The document shows that TV Africa held 30% equity in STV of Kenya and 49% in CTVAUL of Uganda, and held an option to acquire up to 26% in GBC TV of Botswana "as consideration for previously supplied programming content. "TV Africa was funded [as a model] that would provide broadcasters content in return for equity, "says Kemp. "But government broadcasters cannot give up equity [and] the private broadcasters were not interested as they would rather pay for the content".
Business Day journalist Charlotte Matthews touched on this "fundamental mistake" in an interview with BBC News: "One of the problems was that [TV Africa] tied up with smaller TV broadcasters in various countries. They weren't linked up with the major stations which are generally government -owned. So who were the funders, and why did they not see the flay? At the time of liquidation, AMG had committed US$57 million to TV Africa, a significant percentage of which came from the International Finance Corporation (IFC), the private sector investment arm of the World Bank.
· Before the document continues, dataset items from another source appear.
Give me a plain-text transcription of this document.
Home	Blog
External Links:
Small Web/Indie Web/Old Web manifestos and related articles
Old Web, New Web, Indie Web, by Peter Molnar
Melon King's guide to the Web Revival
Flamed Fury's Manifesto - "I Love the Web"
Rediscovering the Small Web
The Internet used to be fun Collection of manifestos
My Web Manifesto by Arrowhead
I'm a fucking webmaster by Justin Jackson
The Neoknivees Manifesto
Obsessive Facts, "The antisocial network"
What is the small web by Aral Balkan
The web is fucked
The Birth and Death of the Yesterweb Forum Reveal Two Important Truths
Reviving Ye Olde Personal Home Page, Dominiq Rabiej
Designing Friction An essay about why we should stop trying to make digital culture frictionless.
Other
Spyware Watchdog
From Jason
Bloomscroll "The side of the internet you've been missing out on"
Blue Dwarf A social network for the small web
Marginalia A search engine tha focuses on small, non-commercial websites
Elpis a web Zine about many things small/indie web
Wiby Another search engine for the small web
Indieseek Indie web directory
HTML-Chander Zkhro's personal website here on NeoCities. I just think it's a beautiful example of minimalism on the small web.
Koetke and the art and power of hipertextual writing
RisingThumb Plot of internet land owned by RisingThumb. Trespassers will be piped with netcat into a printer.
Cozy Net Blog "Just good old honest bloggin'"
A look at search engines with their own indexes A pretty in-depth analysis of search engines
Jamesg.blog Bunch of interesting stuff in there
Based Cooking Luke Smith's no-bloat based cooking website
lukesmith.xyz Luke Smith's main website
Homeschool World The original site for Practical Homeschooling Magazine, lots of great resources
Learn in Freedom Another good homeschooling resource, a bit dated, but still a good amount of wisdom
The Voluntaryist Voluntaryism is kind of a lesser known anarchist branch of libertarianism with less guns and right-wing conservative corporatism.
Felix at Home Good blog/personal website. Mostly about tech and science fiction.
The IFC declined to answer specific questions relating to TV Africa's failure, but did inform The Media they were "saddened by the necessity to file an application for liquidation" and that AMG's continued inability to meet its sales forecasts convinced the shareholders that the business, as structured, was not viable in the long-term".
As for the injury to the dream of pan-African television, a vision now certain to become even more plagued by investor nervousness, the IFC's response was suitably diplomatic. "Despite the situation, IFC and the World Bank Group continue to recognise that broadcasting can play an important role in economic development and poverty reduction by serving as a potential tool for information transfer and education; a method to improve governance; and a potential access point to new information and communication technologies".
Yet the reality is that these ideals will not be achieved without sound business models and a genuine potential for investment returns. When TV Africa went under there were 39 affiliates in 23 countries and the firm's debts had risen to R23 million, far exceeding the asset base of R16 million. Some affiliates, such as the Namibian operation, plan to continue broadcasting but many will close or return to what the Zambezi Times calls "the era of programme piracy".
The positive spin on this is that Africa is still a massive and largely under-serviced broadcast market with authentic opportunities for those that understand the environment.
There's also a particular view on TV Africa's collapse that is strangely optimistic: It was a result of bad management, a lack of appreciation for the subtleties of operating on the continent, and minimal experience in the broadcast space. "We were keen to go with TV Africa into the continent, "says e.tv director Quraysh Patel, " but we found that they didn't understand the market the same way we did. I was also concerned about their debt structures". Add Kemp: "The management team hadn't traded or operated in Africa before. They assumed their affiliation with multinational advertisers would carry them through, but those mulnationals had already paid their school fees".